The torque peak arrives around the 100km/h mark in top gear, which simplifies things for overtaking. While it’s no rocket, nor is it wanting for performance.
And it proves very relaxed at open road speeds, in terms of how the engine feels and the suspension acts. Vibes are well contained too.
Good Enough brakes and suspension
Slowing the show up front is an axial-mount two-piston Bybre caliper acting on a single 320mm disc, but then at the price you’d not expect a twin-disc set up. The rear unit is strong, a twin-piston caliper gripping a 300mm disc.
Mention of price, the (Sheet Metal) grey-coloured example kicks things off at $11,990 while the most expensive three-tone stencil white version costs $12,390. That’s an impressive amount of bike for not a huge outlay. And it includes a three-year unlimited kay warranty. The Super Meteor by comparison kicks off at $12,490.

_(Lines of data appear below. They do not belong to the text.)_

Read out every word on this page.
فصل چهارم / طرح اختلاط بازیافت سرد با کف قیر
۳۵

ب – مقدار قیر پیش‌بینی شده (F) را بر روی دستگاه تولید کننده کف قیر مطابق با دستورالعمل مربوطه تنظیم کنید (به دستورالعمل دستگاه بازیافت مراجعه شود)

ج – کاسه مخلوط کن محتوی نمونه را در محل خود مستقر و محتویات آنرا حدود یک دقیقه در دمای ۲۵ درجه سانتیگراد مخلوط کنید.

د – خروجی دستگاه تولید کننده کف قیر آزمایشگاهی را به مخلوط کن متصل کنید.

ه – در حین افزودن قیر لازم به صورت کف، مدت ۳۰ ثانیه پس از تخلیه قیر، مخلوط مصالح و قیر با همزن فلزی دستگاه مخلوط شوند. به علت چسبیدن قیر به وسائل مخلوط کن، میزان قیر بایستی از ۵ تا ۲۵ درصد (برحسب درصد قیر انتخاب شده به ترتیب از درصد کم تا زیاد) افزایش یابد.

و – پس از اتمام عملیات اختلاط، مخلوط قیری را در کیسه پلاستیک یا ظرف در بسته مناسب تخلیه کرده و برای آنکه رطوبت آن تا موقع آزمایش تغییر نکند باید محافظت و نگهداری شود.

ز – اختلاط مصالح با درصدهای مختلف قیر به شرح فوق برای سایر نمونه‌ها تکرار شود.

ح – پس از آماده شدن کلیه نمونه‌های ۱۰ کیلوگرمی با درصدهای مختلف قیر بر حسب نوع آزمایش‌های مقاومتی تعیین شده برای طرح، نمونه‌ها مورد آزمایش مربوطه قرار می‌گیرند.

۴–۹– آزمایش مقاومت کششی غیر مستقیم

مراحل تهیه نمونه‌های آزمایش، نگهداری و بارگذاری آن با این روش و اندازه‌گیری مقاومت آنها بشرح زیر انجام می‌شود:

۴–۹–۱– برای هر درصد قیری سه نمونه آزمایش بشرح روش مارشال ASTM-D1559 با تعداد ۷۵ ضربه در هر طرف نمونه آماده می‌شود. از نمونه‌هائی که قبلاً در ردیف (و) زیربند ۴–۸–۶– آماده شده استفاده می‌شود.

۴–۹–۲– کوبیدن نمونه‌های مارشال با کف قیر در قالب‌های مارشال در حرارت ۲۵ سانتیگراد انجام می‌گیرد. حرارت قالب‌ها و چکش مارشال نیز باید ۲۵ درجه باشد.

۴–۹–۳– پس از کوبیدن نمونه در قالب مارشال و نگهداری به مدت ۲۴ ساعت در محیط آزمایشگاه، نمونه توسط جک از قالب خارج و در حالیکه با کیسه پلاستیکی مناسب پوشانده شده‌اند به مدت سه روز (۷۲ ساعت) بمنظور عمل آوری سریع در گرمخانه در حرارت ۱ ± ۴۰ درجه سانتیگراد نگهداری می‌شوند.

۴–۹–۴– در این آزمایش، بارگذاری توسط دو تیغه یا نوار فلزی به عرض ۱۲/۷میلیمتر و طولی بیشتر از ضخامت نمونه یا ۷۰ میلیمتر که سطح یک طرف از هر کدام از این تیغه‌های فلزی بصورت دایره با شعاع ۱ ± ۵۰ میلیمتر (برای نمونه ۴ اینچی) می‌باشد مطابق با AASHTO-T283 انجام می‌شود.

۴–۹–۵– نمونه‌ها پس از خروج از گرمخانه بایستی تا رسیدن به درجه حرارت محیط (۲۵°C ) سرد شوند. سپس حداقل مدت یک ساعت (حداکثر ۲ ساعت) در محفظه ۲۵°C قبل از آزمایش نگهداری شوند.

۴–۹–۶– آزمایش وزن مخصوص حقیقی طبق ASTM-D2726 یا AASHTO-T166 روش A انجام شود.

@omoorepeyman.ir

Price isn’t the most impressive aspect though. This is a scene stealer and the look alone will sell many. It’s better for singles mind you, given the dual seat aesthetics, but then bikes are often owned and ridden by lone-wolf types. If the wolf takes on a partner, there’s always the additional pew available, not that it looks all that comfy.
Whereas the single seat genuinely is plush. That’s perhaps in part because the riding triangle is so well sorted. This has different suspension geometry to the SM, the forks more upright, the wheelbase shortened, with wide low bars for leverage and mid-mount pegs.
You sit back on the SM, while you’re more atop the Shotgun, and leaning forward a smidge. Up front, where the seat meets the tank it’s quite narrow which makes for an easier standover height (the seat is set at 795mm). That way, no-one misses out.
Daylong rides no problem
We rode it for the better part of a day at the launch with a few stops and felt no twinges. Helping is rear suspension that absorbs the bumps well. It’s preload adjustable. All we rode did a swell job of keeping the tush cushioned from the bigger dips and bumps.
The front end features upside-down forks that are non adjustable but are appropriately set for a cruiser that looks like it might have something of a wild side. And this really does.
We plied some quite sinuous hill roads which this lapped up, the suspension occasionally reaching its limits over more serious road anomalies. Ground clearance impressed. On one tight 35km/h corner that was used for photography the pegs touched down in both directions, but otherwise no such issues.
It manages well on faster sweepers, even when hitting the odd bump mid-corner.
We look forward to riding this again on familiar roads, but wouldn’t be surprised if that’s delayed with shipments selling out. It’s genuinely that good.
This story first appeared in the July 2024 issue of NZ Autocar magazine.